Hoy, más de dos décadas después, observamos un fenómeno paralelo con la irrupción de la inteligencia artificial generativa (IAG). Herramientas como ChatGPT, DALL·E, Midjourney o Copilot han abierto las puertas a la creación de contenido textual, visual y multimedia por parte de usuarios sin formación previa en programación, diseño o escritura. Esta accesibilidad (sin duda valiosa desde una perspectiva de inclusión) también ha generado la proliferación de “expertos” que, al dominar el uso superficial de estas plataformas, se autodefinen como especialistas en inteligencia artificial.

El uso eficaz de una herramienta no equivale a comprender a fondo el campo al que pertenece; saber utilizar una plataforma no convierte a nadie en especialista. De hecho, existe una diferencia aún más importante —y a menudo olvidada— entre usar IA y crear IA:
Quien usa IA aprovecha herramientas ya desarrolladas para potenciar su trabajo, optimizar procesos o explorar nuevas formas de expresión. No necesita saber cómo funciona el algoritmo detrás, solo cómo interactuar con él para obtener lo que busca. Es como manejar un coche sin necesidad de ser ingeniero mecánico.
En cambio, quien crea IA está en la cocina del asunto: entrena modelos, desarrolla arquitecturas, escribe código en lenguajes como Python, y trabaja con frameworks como TensorFlow o PyTorch. Estas personas entienden la matemática que da vida a la IA, conocen sus límites y la ética que implica su diseño. Son quienes hacen posible que existan esas herramientas que luego muchos usamos.
Ambos roles son valiosos, pero no son lo mismo.

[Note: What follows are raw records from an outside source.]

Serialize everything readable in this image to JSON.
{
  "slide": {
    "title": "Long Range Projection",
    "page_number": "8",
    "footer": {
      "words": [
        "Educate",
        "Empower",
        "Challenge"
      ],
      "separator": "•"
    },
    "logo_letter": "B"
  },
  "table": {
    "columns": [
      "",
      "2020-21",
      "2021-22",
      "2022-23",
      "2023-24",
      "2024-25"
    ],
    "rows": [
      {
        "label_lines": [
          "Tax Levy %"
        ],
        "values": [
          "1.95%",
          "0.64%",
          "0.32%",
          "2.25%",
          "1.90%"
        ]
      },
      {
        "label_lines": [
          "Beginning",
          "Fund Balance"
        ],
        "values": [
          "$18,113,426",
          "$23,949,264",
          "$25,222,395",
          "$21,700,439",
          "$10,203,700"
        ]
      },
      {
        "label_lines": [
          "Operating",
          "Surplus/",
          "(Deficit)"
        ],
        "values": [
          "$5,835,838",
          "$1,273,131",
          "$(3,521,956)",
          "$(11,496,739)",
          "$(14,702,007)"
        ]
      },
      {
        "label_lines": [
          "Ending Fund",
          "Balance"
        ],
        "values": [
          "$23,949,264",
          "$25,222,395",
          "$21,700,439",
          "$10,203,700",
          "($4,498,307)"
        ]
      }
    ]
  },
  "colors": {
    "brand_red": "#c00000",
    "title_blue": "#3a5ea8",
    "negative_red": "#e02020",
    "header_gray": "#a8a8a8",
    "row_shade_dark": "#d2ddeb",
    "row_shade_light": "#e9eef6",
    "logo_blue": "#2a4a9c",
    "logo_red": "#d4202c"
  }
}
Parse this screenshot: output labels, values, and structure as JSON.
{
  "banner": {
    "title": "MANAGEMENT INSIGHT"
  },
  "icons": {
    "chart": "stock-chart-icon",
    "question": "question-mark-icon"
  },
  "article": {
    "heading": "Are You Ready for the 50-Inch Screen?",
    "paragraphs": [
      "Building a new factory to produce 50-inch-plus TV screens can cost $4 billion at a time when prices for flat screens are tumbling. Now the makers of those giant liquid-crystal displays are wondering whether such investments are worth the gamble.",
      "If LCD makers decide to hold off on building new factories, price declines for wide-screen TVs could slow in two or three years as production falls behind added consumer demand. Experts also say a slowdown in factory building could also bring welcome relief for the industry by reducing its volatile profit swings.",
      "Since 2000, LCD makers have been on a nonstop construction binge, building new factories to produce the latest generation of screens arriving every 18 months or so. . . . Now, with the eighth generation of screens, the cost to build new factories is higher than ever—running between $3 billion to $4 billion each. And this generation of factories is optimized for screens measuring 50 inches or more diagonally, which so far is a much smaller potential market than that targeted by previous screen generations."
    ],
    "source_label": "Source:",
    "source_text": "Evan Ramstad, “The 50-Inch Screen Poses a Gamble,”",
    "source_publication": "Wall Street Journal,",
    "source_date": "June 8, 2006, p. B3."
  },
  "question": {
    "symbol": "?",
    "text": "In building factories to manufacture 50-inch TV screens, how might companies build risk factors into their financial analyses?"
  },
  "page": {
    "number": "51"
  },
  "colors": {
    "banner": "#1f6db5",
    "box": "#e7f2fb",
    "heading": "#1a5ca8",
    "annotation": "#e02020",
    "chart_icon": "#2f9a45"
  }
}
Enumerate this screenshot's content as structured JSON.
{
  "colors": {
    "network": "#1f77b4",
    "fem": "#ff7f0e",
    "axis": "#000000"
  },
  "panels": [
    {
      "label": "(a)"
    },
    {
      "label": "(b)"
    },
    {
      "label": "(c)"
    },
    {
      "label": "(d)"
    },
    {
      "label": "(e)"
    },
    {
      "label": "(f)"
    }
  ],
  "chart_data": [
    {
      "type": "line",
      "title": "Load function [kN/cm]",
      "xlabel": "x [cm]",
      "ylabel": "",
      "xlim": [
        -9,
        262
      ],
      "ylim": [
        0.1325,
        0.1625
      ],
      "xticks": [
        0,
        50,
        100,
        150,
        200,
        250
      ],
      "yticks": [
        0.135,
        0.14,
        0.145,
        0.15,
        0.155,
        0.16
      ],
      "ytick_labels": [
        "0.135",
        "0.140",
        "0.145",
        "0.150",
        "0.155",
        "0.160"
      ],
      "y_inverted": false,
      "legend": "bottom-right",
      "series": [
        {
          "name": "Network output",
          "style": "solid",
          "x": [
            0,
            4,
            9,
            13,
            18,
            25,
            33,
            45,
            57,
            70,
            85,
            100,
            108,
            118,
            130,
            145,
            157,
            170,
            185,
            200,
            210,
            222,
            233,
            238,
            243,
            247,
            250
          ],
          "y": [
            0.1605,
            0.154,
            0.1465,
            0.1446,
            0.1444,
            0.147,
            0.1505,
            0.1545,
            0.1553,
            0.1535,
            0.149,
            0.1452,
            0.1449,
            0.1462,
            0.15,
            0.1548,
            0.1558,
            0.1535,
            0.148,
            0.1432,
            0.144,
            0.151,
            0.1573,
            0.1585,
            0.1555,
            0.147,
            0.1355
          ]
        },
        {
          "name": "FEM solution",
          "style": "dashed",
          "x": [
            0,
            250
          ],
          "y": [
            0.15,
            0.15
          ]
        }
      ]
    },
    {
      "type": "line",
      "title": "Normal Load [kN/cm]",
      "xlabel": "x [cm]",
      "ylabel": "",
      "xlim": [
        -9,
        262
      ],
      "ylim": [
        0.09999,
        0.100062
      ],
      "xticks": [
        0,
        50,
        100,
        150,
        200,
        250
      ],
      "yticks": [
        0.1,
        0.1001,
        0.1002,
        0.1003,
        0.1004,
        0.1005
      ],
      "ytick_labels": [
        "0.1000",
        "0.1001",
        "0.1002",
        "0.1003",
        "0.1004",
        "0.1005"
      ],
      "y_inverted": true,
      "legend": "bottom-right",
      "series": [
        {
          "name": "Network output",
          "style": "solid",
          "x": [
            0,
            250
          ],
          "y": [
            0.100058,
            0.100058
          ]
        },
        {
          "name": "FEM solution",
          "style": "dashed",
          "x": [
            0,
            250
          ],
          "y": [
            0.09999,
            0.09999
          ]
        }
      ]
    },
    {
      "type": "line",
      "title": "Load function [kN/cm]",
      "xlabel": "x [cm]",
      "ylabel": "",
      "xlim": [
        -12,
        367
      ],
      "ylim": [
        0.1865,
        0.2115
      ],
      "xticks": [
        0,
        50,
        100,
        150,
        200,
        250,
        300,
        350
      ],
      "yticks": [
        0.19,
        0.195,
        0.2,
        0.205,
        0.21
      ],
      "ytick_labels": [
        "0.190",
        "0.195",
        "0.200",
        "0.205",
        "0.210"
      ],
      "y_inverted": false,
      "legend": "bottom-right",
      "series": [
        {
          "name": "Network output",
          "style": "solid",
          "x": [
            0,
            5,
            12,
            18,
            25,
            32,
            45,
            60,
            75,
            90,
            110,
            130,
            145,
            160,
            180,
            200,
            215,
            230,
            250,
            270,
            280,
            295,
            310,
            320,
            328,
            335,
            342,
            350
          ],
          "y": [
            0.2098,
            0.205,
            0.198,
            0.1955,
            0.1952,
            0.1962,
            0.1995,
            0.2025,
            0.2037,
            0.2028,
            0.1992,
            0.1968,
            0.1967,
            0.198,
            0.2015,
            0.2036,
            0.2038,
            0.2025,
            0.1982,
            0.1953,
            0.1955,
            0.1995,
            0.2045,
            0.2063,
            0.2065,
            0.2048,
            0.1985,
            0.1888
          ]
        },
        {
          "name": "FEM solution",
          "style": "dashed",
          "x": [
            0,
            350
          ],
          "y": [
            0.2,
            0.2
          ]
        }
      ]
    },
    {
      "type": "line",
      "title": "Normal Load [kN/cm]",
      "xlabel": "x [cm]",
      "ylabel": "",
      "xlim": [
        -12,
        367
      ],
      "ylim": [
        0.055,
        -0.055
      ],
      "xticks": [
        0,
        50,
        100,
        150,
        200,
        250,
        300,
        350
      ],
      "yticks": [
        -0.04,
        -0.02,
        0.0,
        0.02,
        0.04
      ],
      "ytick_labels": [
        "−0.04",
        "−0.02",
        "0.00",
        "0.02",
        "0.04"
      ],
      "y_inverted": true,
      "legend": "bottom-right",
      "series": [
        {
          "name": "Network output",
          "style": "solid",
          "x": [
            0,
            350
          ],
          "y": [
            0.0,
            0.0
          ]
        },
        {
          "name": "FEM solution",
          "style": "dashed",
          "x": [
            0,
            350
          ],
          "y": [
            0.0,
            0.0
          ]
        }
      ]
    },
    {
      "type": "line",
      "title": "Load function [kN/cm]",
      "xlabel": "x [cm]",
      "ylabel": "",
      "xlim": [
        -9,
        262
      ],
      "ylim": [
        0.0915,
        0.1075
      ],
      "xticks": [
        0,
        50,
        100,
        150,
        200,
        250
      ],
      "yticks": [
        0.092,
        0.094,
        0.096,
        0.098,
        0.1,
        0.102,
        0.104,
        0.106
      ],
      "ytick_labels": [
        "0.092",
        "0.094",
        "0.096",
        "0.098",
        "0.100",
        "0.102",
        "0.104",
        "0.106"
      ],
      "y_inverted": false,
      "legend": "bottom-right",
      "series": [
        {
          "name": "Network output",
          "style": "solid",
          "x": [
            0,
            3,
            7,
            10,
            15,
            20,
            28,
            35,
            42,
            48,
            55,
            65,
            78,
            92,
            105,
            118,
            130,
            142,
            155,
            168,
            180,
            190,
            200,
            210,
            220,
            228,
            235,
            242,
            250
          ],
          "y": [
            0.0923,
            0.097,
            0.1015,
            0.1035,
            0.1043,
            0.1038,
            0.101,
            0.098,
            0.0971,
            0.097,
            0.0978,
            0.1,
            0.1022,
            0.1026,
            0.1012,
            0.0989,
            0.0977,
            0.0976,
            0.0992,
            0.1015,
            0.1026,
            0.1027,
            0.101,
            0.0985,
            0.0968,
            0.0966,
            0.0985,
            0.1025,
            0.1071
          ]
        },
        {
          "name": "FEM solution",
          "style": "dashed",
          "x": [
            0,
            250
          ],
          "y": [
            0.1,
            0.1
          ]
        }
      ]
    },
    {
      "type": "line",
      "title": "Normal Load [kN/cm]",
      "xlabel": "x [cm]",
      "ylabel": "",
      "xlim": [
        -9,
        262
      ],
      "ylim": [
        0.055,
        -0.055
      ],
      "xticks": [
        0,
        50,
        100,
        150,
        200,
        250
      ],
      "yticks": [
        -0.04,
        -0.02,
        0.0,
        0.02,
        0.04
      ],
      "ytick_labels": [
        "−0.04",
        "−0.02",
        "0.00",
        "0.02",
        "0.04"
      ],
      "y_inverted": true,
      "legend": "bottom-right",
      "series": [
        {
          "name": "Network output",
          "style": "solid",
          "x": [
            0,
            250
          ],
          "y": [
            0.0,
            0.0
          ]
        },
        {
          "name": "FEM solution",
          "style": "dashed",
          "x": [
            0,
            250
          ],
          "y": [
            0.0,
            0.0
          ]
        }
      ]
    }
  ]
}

Entender esta diferencia nos ayuda a valorar el trabajo que hay detrás de cada herramienta y, al mismo tiempo, a no confundir pericia técnica con simple uso eficiente. Saber usar ChatGPT no te convierte en experto en inteligencia artificial, del mismo modo que tener una buena cámara no te hace automáticamente un fotógrafo profesional.
Esta experiencia vivida con la fotografía nos deja una lección valiosa: las herramientas por sí solas no definen la maestría ni el conocimiento profundo. La historia se repite con la inteligencia artificial generativa, invitándonos a mirar más allá del uso superficial y a reconocer el verdadero valor del aprendizaje, la ética y la comprensión en cada campo. Al final, como en la fotografía, la diferencia entre quien usa la herramienta y quien domina el arte y la ciencia detrás es la que marcará la diferencia en el futuro.
Referencias:
- Echeverría, J. (2000). Los señores del aire. Telépolis y el Tercer Entorno. Destino.
- Fontcuberta, J. (2016). La furia de las imágenes. Galaxia Gutenberg.
- Manovich, L. (2008). The Practice of Everyday (Media) Life: From Mass Consumption to Mass Cultural Production?. Critical Inquiry, 35(2), 319–331.
- Toffler, A. (1980). The Third Wave. Morrow.